Ronk mulled this over. They had been talking so long that the tide had begun to recede without either of them noticing.
“I can’t just leave her there.”
“You have not. That may be her body, but she is with you always. She lives in memory and in how she has changed the way you see the world; not now in this spiteful way, but when she was alive you had fearless adventures together. Surely she has changed you like this, yes?”
“Oh, yeah. She changed me. She made me a better crab.”
“And that is what you must carry with you in the time you have left. I have seen many beaches and there are many humans… Many horseshoe crabs… Many flat urchins…. Many seagulls. This burden you have taken on is too much and it is not your job to fix what has happened. I am not saying that you are not capable. Your love is stronger than I can imagine! What I am saying is that this is a very wide world, we only get a small window of time to be alive and I do not want you to waste away in this unrelenting cycle of anger and despair.”
“I… I hadn’t thought of it that way. That ain’t what Leticia would have wanted either.”
They began wading back toward the ocean. As Ronk metabolized these feelings, he felt the need to be moving again.
“What do I do instead, Walter?”
“The answer is whatever makes you happy and fulfilled, my friend. That is how you honor her memory. You can stay here but if I were you, I would leave this beach behind and see what that looks like on further shores. Tell your story to young lovers who will listen, so that they can aspire to reach your strength and wisdom. Leave here knowing that love does not inevitably lead to vengeance, but instead, leaves behind fertile ground in which to create more love.”

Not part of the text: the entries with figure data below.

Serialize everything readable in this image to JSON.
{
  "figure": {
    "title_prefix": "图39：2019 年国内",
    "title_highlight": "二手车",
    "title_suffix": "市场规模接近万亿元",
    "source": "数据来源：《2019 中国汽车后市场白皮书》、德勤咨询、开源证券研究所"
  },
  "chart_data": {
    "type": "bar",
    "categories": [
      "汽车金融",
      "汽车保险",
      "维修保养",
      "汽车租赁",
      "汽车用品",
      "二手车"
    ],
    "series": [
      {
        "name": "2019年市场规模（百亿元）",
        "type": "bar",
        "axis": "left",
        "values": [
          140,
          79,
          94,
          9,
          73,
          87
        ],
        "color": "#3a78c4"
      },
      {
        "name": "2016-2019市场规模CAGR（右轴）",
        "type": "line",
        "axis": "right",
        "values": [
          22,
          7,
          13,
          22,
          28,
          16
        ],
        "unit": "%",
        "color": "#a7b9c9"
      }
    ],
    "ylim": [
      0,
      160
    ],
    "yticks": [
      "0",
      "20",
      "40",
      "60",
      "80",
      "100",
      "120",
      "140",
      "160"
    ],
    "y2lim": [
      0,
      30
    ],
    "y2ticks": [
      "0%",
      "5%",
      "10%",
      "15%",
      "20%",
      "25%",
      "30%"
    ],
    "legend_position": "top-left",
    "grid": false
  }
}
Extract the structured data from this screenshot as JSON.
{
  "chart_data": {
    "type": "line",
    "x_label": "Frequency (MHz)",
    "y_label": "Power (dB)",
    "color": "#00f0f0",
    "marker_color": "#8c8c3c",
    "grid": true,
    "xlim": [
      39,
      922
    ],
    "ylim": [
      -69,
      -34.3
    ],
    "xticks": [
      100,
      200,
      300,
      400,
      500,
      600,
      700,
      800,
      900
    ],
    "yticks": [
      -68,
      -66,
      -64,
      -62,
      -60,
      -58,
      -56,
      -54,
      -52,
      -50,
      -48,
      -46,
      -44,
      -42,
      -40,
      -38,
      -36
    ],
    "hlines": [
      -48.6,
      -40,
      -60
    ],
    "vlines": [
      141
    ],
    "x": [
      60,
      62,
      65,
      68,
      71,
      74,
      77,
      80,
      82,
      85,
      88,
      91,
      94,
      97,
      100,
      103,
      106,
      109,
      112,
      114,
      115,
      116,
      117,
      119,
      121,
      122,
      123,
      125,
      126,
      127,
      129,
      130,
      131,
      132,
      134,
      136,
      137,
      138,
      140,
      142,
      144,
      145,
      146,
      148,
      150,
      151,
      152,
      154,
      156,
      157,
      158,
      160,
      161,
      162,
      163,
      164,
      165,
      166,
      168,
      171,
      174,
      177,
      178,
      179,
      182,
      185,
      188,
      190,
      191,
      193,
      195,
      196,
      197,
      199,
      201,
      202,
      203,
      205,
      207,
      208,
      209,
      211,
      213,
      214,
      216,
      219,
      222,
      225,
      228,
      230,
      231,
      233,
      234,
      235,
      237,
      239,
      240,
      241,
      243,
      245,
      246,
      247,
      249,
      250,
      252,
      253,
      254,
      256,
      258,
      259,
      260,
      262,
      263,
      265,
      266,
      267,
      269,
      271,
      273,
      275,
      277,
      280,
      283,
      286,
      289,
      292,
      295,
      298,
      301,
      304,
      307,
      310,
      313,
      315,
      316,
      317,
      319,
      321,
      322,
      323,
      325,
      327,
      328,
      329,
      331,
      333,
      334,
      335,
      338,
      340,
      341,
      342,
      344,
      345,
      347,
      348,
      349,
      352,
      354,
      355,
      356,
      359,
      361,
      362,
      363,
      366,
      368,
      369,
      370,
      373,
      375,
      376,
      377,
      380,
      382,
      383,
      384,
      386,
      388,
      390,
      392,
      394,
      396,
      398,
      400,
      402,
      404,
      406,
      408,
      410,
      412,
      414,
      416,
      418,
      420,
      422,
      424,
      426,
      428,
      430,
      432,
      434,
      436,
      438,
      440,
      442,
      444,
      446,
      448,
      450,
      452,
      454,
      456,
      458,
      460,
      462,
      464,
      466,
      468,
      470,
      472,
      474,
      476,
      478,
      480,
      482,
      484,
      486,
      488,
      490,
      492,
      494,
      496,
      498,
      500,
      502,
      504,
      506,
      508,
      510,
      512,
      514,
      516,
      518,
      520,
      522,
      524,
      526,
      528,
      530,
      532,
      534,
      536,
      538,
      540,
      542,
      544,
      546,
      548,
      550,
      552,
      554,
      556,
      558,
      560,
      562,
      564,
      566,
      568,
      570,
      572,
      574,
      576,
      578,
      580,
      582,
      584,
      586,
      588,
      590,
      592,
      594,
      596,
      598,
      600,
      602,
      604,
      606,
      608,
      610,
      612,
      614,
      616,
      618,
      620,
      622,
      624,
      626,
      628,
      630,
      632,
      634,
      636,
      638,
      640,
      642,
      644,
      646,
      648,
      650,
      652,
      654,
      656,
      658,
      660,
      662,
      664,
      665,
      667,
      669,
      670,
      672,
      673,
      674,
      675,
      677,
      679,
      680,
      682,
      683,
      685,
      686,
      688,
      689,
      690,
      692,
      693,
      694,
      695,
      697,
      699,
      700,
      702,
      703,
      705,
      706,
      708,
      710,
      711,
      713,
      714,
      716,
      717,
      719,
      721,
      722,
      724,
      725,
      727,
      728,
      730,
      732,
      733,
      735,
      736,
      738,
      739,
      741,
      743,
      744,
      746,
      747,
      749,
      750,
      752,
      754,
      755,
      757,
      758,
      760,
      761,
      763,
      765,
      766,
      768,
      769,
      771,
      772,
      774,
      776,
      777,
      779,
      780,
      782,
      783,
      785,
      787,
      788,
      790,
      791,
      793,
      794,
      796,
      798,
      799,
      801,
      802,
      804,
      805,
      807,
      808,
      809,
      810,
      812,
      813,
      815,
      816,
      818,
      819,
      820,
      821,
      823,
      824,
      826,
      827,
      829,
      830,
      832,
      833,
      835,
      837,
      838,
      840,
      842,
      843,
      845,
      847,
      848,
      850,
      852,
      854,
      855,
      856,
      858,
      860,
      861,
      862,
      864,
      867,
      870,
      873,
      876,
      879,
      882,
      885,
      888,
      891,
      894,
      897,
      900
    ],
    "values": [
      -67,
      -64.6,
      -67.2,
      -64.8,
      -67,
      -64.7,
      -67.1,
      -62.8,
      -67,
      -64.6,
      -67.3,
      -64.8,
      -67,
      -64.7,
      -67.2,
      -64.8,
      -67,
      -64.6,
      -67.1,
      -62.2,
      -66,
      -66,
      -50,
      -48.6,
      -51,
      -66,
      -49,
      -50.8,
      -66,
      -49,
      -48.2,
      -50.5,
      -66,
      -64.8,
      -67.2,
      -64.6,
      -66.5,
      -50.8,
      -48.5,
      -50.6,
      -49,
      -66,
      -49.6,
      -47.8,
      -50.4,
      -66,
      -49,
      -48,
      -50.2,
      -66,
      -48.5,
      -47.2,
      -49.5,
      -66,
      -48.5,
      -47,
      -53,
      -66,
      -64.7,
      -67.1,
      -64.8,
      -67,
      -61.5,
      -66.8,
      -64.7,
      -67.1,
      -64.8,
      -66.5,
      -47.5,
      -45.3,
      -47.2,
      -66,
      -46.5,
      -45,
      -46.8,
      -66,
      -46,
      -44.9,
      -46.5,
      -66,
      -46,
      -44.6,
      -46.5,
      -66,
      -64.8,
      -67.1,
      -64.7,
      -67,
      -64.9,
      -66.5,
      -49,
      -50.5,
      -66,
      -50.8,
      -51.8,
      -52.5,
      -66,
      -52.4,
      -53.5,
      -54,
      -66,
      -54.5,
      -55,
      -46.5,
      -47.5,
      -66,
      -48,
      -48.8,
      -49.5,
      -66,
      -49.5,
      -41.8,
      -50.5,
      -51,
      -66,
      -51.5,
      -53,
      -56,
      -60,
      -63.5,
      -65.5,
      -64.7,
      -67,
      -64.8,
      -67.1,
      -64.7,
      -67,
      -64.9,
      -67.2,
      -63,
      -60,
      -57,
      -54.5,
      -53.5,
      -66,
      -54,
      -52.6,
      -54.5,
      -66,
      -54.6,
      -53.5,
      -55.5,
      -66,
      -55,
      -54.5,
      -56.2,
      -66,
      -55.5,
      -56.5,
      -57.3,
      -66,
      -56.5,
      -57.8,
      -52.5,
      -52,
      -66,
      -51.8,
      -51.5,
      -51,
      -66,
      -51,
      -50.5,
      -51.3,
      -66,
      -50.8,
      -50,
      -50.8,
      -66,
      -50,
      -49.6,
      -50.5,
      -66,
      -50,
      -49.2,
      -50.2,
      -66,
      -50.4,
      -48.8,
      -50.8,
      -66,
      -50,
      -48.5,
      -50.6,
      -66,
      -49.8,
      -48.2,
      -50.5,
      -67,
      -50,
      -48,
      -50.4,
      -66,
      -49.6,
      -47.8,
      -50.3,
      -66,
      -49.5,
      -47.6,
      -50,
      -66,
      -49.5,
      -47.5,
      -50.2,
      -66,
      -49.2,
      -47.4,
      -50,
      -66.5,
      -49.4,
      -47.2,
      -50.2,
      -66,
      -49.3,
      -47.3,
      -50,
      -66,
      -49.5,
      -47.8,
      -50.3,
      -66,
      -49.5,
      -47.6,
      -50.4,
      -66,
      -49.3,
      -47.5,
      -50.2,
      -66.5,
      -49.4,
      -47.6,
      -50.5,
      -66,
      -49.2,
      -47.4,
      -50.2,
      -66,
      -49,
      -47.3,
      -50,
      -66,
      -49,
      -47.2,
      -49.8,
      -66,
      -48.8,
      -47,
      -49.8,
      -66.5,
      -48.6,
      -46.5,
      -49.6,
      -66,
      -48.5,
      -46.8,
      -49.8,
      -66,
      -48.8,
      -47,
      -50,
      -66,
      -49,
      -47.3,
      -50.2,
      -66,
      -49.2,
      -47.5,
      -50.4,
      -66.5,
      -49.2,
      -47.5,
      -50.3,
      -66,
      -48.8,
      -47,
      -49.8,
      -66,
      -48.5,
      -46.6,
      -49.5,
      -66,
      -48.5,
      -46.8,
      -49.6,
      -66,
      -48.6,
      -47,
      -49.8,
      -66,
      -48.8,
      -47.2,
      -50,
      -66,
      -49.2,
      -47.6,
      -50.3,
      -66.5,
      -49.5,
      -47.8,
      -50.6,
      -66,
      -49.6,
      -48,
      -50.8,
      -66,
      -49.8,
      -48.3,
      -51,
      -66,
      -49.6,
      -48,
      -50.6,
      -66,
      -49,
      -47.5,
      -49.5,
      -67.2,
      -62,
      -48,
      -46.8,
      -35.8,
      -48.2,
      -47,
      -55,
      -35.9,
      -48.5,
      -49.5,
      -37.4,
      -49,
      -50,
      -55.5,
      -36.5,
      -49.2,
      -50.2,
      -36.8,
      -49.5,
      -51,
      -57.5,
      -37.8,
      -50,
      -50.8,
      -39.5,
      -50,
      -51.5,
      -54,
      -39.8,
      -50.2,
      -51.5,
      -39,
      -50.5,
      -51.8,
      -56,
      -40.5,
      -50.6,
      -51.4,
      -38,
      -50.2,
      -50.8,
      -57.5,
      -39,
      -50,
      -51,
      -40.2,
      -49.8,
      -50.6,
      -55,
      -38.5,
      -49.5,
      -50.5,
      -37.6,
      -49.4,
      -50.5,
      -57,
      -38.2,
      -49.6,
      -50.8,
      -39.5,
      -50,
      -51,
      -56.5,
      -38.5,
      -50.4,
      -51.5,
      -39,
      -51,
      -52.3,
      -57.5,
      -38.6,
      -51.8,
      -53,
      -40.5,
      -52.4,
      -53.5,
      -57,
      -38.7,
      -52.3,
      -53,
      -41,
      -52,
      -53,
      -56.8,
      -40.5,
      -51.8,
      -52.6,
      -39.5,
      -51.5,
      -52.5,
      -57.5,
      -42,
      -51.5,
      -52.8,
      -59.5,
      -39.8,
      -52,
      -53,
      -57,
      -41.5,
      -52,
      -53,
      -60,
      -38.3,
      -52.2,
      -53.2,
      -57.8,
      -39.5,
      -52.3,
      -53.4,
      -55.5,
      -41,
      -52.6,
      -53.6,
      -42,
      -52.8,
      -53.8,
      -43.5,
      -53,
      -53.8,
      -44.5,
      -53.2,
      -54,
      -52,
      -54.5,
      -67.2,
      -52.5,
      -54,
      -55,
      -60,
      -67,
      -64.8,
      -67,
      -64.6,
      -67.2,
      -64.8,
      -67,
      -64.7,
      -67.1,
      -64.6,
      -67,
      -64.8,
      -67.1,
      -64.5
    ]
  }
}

Ronk stared off into the incoming waves.
“I do have a friendship that I’d like to mend.”
“Perhaps you will.”
The horseshoe crab and the seagull left the shore that day, never to return to this particular beach. Walter stretched his wings to soar away but before he did, Ronk asked:
“Why did you talk to me today?”
“Because you were upset.”
“Yeah, but it wasn’t your problem.”
“No, not a problem at all, Ronk. The way I see it, we are all in this ocean together. You were a stranger this morning, but I could see you were in pain and I wanted to help- if I could.”
“I was an ass-”
Walter held up a wing to stop Ronk from continuing.
“You were stuck, that is all.”
“Well, thank you for talking. You’re one smart bird, I tell you.”
“Conversing with an interesting stranger is the only way I know to make new friends. Today has been a gift for me too, Ronk.”
Ronk nodded. The morning haze had lifted. The lonely beach was left behind. And the horseshoe crab was still smiling as the seagull’s wings became silhouetted against the golden sun.